Reapply At Your Own Risk: Study Finds That Many Popular Lipsticks Currently Contain Very High Levels Of Lead And Carcinogens

May 9, 2013  |  

I don’t know about you, but lipstick has become probably my absolute favorite form of makeup to wear. It just pops doesn’t it? But a study suggests that the lipstick you wear, that you’re taking in your system when you eat and reapply it over and over, could have an affect on your health.

The University of California-Berkeley’s School of Public Health tested more than 30 popular lipsticks and glosses sold in stores nationwide, and many of them were high in not only lead, but cadmium, chromium, aluminum and other metals (a few at a very high and toxic level). According to S. Katherine Hammond, a professor of environmental health and co-author of the study, lower levels of lead aren’t a threat to your system just because they’re in your favorite lipsticks, but high concentrations can be risky.

“Just finding these metals isn’t the issue. It’s the levels that matter.”

“I don’t think people should panic. But if you use it several times every day, you may want to think about it. Use it less.”

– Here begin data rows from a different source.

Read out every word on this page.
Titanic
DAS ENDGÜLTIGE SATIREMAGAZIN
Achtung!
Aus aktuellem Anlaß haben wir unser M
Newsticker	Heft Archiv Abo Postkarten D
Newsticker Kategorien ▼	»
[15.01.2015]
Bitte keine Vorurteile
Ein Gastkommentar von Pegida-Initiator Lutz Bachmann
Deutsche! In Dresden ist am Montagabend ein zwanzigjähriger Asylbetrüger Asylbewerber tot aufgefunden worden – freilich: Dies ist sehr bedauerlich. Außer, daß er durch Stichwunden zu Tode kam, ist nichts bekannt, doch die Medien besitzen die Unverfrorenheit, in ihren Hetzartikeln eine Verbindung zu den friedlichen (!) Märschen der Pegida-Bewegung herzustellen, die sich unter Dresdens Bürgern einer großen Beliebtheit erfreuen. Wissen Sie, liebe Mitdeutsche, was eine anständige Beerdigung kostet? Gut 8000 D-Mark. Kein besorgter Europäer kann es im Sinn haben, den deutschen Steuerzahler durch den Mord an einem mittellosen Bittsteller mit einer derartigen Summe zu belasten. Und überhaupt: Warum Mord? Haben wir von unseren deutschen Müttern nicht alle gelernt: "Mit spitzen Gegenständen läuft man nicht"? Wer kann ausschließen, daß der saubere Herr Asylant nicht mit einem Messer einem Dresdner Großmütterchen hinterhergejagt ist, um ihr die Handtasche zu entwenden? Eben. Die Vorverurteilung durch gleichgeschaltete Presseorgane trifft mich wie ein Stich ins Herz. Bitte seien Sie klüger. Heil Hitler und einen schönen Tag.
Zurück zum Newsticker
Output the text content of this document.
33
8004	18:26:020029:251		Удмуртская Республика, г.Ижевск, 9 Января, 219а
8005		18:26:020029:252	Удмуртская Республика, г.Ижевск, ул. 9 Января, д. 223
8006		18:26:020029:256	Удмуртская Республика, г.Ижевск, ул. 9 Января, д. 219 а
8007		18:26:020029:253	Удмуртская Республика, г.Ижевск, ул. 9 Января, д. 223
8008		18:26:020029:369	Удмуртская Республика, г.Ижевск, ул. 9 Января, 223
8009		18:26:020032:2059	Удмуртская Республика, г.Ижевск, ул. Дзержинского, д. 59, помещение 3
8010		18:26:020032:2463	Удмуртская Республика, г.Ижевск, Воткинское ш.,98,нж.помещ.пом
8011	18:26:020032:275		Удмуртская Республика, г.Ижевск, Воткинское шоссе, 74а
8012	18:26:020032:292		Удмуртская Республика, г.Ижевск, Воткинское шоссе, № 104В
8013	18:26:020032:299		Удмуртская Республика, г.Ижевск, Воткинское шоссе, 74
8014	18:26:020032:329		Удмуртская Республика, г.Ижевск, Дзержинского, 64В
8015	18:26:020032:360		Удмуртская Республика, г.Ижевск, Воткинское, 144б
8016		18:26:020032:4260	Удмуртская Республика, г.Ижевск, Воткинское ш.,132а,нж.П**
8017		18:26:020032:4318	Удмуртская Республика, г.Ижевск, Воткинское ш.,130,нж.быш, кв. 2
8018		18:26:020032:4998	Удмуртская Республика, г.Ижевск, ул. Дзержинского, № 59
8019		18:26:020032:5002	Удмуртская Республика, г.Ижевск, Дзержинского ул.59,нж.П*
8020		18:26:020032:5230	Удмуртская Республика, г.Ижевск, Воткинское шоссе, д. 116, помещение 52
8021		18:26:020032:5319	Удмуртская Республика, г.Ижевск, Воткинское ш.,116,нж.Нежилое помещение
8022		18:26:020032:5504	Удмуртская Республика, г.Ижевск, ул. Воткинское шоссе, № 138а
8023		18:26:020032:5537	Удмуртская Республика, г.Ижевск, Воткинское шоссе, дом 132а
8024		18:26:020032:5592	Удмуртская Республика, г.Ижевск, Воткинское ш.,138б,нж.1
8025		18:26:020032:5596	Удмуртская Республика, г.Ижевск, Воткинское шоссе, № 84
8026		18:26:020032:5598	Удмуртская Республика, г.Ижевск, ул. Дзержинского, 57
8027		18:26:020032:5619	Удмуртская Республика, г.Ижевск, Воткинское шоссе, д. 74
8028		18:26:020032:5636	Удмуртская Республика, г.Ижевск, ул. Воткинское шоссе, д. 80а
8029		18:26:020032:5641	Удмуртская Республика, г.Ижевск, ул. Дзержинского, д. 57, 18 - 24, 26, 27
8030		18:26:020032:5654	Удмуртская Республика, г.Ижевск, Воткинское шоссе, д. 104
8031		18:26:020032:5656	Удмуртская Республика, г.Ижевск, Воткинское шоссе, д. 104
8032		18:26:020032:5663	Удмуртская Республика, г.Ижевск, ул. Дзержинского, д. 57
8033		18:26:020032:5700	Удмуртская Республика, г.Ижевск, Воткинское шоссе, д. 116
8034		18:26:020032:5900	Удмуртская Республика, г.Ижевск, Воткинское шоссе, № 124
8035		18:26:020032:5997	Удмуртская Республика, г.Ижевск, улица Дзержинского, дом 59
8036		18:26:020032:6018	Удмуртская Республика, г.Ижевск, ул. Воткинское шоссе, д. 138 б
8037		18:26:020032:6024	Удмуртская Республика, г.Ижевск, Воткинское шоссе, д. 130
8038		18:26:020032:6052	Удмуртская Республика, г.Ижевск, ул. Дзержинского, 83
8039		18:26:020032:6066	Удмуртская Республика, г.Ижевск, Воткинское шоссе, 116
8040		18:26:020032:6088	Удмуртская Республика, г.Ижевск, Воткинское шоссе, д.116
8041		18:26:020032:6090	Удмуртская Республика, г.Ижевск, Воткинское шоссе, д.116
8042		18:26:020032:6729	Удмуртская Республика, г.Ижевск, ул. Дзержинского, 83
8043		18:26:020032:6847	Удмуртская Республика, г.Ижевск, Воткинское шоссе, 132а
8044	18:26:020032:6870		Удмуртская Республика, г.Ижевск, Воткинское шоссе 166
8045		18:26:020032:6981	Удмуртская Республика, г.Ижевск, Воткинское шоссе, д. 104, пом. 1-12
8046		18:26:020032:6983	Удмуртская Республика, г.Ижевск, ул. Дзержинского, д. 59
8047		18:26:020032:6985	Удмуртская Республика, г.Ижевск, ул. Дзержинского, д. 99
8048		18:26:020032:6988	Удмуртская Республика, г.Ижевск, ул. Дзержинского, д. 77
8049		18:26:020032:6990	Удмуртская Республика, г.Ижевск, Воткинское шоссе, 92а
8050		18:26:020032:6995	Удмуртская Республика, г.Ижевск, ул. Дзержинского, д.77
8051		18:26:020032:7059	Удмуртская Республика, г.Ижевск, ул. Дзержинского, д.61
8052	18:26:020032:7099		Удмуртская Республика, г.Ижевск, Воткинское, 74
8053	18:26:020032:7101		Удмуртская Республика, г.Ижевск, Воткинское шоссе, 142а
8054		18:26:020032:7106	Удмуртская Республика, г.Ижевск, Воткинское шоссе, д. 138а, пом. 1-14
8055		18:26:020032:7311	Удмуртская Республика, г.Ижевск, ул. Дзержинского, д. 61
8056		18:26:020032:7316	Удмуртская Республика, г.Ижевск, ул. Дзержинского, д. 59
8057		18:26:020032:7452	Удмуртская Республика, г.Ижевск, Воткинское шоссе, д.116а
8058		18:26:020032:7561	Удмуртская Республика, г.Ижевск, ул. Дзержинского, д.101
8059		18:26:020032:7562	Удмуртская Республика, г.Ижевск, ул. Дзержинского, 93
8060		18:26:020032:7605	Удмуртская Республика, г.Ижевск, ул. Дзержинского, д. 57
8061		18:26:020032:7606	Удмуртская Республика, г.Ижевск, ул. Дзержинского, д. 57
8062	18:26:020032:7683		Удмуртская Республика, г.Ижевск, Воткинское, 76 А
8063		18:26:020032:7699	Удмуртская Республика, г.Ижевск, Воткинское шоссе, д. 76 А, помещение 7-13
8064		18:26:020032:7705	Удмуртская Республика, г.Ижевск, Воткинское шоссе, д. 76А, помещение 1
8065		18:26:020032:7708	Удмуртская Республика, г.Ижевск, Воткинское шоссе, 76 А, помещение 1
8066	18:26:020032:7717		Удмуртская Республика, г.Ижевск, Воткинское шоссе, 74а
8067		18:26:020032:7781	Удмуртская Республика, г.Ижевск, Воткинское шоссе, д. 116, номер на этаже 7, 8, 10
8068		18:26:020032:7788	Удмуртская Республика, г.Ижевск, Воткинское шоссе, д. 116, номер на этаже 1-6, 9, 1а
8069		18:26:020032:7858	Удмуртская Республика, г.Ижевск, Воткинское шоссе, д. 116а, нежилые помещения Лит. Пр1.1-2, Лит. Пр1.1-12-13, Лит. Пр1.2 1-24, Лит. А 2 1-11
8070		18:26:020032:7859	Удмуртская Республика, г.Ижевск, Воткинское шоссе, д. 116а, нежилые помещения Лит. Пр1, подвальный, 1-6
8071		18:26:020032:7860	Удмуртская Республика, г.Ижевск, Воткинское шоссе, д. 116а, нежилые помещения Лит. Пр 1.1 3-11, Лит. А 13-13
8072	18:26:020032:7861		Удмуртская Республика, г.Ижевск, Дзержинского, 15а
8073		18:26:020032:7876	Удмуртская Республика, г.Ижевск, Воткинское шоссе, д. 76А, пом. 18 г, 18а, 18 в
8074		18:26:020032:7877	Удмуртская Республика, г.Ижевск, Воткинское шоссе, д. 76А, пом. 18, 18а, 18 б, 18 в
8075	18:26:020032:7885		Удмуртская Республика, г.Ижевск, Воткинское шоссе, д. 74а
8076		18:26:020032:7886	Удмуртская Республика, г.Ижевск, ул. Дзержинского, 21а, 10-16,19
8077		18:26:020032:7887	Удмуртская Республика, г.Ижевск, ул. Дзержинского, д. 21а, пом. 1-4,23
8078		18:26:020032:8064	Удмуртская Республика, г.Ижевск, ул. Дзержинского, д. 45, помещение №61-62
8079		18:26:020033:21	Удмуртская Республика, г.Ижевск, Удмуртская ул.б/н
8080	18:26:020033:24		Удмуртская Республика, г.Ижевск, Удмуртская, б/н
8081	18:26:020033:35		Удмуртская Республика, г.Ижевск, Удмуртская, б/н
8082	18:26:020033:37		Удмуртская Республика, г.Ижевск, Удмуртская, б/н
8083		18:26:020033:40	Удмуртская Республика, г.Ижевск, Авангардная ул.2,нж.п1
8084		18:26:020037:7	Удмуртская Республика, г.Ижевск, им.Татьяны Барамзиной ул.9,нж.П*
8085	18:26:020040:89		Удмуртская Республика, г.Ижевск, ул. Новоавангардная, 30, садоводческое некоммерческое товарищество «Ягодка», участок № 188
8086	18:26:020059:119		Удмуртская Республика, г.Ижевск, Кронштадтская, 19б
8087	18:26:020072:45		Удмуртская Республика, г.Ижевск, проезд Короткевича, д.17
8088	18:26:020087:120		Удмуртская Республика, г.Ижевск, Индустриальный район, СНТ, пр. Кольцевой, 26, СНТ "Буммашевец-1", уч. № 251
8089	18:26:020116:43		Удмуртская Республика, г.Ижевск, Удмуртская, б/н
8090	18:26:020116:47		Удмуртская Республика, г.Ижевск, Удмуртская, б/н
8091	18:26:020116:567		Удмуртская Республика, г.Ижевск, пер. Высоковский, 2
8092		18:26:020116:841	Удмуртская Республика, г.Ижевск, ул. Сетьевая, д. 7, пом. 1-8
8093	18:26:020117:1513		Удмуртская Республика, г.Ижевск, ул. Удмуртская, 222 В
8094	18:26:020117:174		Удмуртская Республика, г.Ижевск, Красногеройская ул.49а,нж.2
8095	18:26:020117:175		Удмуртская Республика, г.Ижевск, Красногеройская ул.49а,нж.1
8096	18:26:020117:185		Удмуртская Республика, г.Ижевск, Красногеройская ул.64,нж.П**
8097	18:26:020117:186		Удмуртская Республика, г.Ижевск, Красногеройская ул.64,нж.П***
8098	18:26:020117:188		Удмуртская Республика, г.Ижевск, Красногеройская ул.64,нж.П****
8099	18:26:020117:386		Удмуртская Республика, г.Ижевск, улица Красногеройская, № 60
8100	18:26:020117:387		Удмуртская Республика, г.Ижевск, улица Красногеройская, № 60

According to the study and USA Today, when putting on lipstick, you should be sure to always blot your mouth on tissue, otherwise, you could ingest/absorb a great deal of it, and if you don’t know if your particular gloss or lipstick is high in metals, that could pose a problem. This could include stomach tumors due to exposure to the metal chromium, which is a carcinogen. The average lipstick lover takes in 24 milligrams of it per day, but a lip fanatic who reapplies her shade more than 10 times in a day can take in a whopping 83 milligrams on average.

But of course, lead is everywhere, so no need to get yourself all worked up. Hold on to your MAC, your Nars and your CoverGirl ladies. Just slow up on how often you feel the need to reapply your lipsticks, and a quick blot on tissue is always the way to go so you don’t have a large amount on every time.